Arkadaşımız Ali Ekber Yıldırım’ın haberinden tarıma önemli destek alanlarından makina ve ekipmanda hibe desteğinin gündemde olduğunu öğeniyoruz. Ancak, tarımdaki genel tablo yeni adımlar atılmasının zorunluluğunu
ortaya koyuyor.../ Dünyamızda ilk insandan bu yana 10 milyon yıldır değişmeyen gereksinimlerin başında tarımsal ürünler gelir. İnsanlar önce doğadan toplayarak tükettikleri bitkisel ürünleri, daha sonra kendileri ekip biçerek, yetiştirerek tüketmeye başladılar. Ve o günden bu yanada üretip tüketmeye devam ediyorlar. Bilim adamları ilk insandan bu yana dünyamızda 14 milyar civarında bir insan yaşadığını, bugün bunların yarısı 7 milyar 200 milyonunun sağ olarak yaşamakta olduğunu belirtiyorlar. Bu tablo tarım ürünlerinin bugün her zamankinden önemli olmaya devam ettiğini gösteriyor...

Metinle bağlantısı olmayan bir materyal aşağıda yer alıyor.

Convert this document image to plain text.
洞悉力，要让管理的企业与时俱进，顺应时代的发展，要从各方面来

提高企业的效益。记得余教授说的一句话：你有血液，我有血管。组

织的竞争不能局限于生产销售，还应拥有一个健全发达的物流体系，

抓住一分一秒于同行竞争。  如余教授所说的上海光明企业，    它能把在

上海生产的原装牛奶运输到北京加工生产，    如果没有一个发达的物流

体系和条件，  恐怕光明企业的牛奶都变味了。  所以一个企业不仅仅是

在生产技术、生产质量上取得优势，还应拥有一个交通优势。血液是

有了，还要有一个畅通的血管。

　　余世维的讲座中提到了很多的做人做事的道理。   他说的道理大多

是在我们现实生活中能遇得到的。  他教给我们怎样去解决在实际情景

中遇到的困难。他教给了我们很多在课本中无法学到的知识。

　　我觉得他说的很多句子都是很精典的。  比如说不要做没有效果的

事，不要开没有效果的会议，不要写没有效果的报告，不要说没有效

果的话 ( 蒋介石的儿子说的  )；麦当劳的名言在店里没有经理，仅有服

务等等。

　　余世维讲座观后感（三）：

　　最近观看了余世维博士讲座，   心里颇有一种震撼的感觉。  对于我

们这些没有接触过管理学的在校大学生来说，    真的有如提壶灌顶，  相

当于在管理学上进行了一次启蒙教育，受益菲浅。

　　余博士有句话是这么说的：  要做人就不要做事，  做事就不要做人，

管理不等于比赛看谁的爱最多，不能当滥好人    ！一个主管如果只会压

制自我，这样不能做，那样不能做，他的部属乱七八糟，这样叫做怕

Ülkemiz önemli bir tarım ülkesi olarak bilinmesine karşın, bugün 1960’lı 70’li yıllarda çok sık tekrarladığımız, “Türkiye dünyada tarım ürünleri kendi kendine yeten yedi ülkeden biridir” değerlendirmesi, son yıllarda “Şüphe ile karşılanır” oldu. Bizim için çok önemli olan birçok tarımsal üründe, yetmezlik yaşayıp, ithal yapmak zorunda kalıyoruz. Tarım Bakanlığı bu yetmezliği görerek, bir yandan tarım alanlarının mirasla bölünerek, yetersiz ölçeklere düşmesini önlemeye çalışıyor, bir taraftan arazi toplulaştırma ve tarlalar arasındaki sınırları kaldırarak yüzde 10 genişleme elde etmeye dönük projeler üretiyor. Çeşitli destekleri gündeme getiriyor.

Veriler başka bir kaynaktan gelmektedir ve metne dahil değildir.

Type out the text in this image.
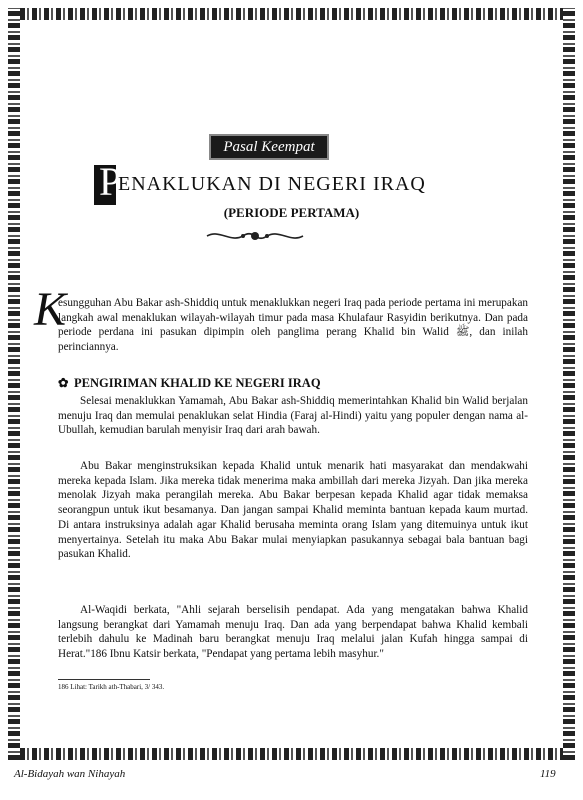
Pasal Keempat
P
ENAKLUKAN DI NEGERI IRAQ
(PERIODE PERTAMA)
K

esungguhan Abu Bakar ash-Shiddiq untuk menaklukkan negeri Iraq pada periode pertama ini merupakan langkah awal menaklukan wilayah-wilayah timur pada masa Khulafaur Rasyidin berikutnya. Dan pada periode perdana ini pasukan dipimpin oleh panglima perang Khalid bin Walid ﷺ, dan inilah perinciannya.

✿ PENGIRIMAN KHALID KE NEGERI IRAQ

Selesai menaklukkan Yamamah, Abu Bakar ash-Shiddiq memerintahkan Khalid bin Walid berjalan menuju Iraq dan memulai penaklukan selat Hindia (Faraj al-Hindi) yaitu yang populer dengan nama al-Ubullah, kemudian barulah menyisir Iraq dari arah bawah.

Abu Bakar menginstruksikan kepada Khalid untuk menarik hati masyarakat dan mendakwahi mereka kepada Islam. Jika mereka tidak menerima maka ambillah dari mereka Jizyah. Dan jika mereka menolak Jizyah maka perangilah mereka. Abu Bakar berpesan kepada Khalid agar tidak memaksa seorangpun untuk ikut besamanya. Dan jangan sampai Khalid meminta bantuan kepada kaum murtad. Di antara instruksinya adalah agar Khalid berusaha meminta orang Islam yang ditemuinya untuk ikut menyertainya. Setelah itu maka Abu Bakar mulai menyiapkan pasukannya sebagai bala bantuan bagi pasukan Khalid.

Al-Waqidi berkata, "Ahli sejarah berselisih pendapat. Ada yang mengatakan bahwa Khalid langsung berangkat dari Yamamah menuju Iraq. Dan ada yang berpendapat bahwa Khalid kembali terlebih dahulu ke Madinah baru berangkat menuju Iraq melalui jalan Kufah hingga sampai di Herat."186 Ibnu Katsir berkata, "Pendapat yang pertama lebih masyhur."

186 Lihat: Tarikh ath-Thabari, 3/ 343.
Al-Bidayah wan Nihayah	119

Arkadaşımız Ali Ekber Yıldırım’ın haberinden Bakanlığın 2006’dan bu yana yürüttüğü önemli bir proje olan, yüzde 50 makina ve hibe desteği ile sağlanacak koşulların açıklandığını öğreniyoruz. Haberden buyıl 7’si yeni olmak üzere 41 makina ve ekipmana yüzde 50 hibe destek verilmesinin karara bağlandığı belirtiliyor.
Ancak, bütün bu çabalara karşın, tarımsal yapımızda ortaya çıkan tablo, daha yapmamız gereken çok şeyin, atmamız gereken çok adımın olduğunu, yeni desteklere ihtiyaç bulunduğunu gösteriyor...

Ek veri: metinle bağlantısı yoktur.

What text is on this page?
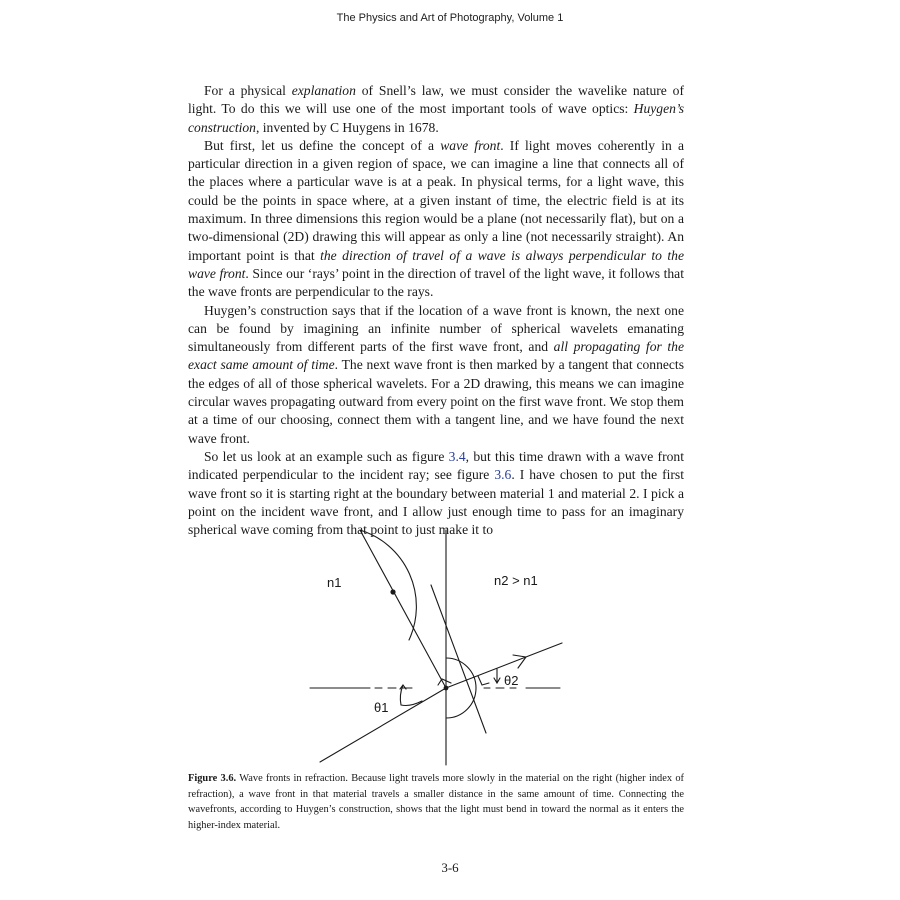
The Physics and Art of Photography, Volume 1

For a physical explanation of Snell’s law, we must consider the wavelike nature of light. To do this we will use one of the most important tools of wave optics: Huygen’s construction, invented by C Huygens in 1678.

But first, let us define the concept of a wave front. If light moves coherently in a particular direction in a given region of space, we can imagine a line that connects all of the places where a particular wave is at a peak. In physical terms, for a light wave, this could be the points in space where, at a given instant of time, the electric field is at its maximum. In three dimensions this region would be a plane (not necessarily flat), but on a two-dimensional (2D) drawing this will appear as only a line (not necessarily straight). An important point is that the direction of travel of a wave is always perpendicular to the wave front. Since our ‘rays’ point in the direction of travel of the light wave, it follows that the wave fronts are perpendicular to the rays.

Huygen’s construction says that if the location of a wave front is known, the next one can be found by imagining an infinite number of spherical wavelets emanating simultaneously from different parts of the first wave front, and all propagating for the exact same amount of time. The next wave front is then marked by a tangent that connects the edges of all of those spherical wavelets. For a 2D drawing, this means we can imagine circular waves propagating outward from every point on the first wave front. We stop them at a time of our choosing, connect them with a tangent line, and we have found the next wave front.

So let us look at an example such as figure 3.4, but this time drawn with a wave front indicated perpendicular to the incident ray; see figure 3.6. I have chosen to put the first wave front so it is starting right at the boundary between material 1 and material 2. I pick a point on the incident wave front, and I allow just enough time to pass for an imaginary spherical wave coming from that point to just make it to

n1	n2 > n1
θ1
θ2
Figure 3.6. Wave fronts in refraction. Because light travels more slowly in the material on the right (higher index of refraction), a wave front in that material travels a smaller distance in the same amount of time. Connecting the wavefronts, according to Huygen’s construction, shows that the light must bend in toward the normal as it enters the higher-index material.
3-6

2002 yılında 26.5 milyon hektar olan toplam tarım alanımız 2012 yılında, yüzde 12’lik gerileme ile 23.7 milyon hektara inmiş, azalmış durumda . Ekilebilir alan ise 18.1 milyon hektardan 15.4 hektara gerilemiş . Bunun 5 milyon hektarı 2002’de nadasa bırakılırken, 2012’de nadasa bırakılan alanda 4.2 milyon hektara indirilmiş.
Tarımsal destek için 2006 yılında yürürlüğe giren “GSMH’nın yüzde 1’i oranında tarımsal destek verme” zorunluluğu o günden bu yana hiçbir yıl o orana ulaşamadı. En yüksek 2007 yılında binde 66 seviyesine ulaşırken, 2009 yılında en düşük seviyesinde binde 47’de kaldı.
Bunun sonucu olarak ortaya çıkan tablo, 2013 yılında 17.7 milyar dolarlık tarımsal ürün ihracatı yapmamıza karşılık, 16.9 milyar dolarlıkta tarımsal ürün ithal etmiş olmamız.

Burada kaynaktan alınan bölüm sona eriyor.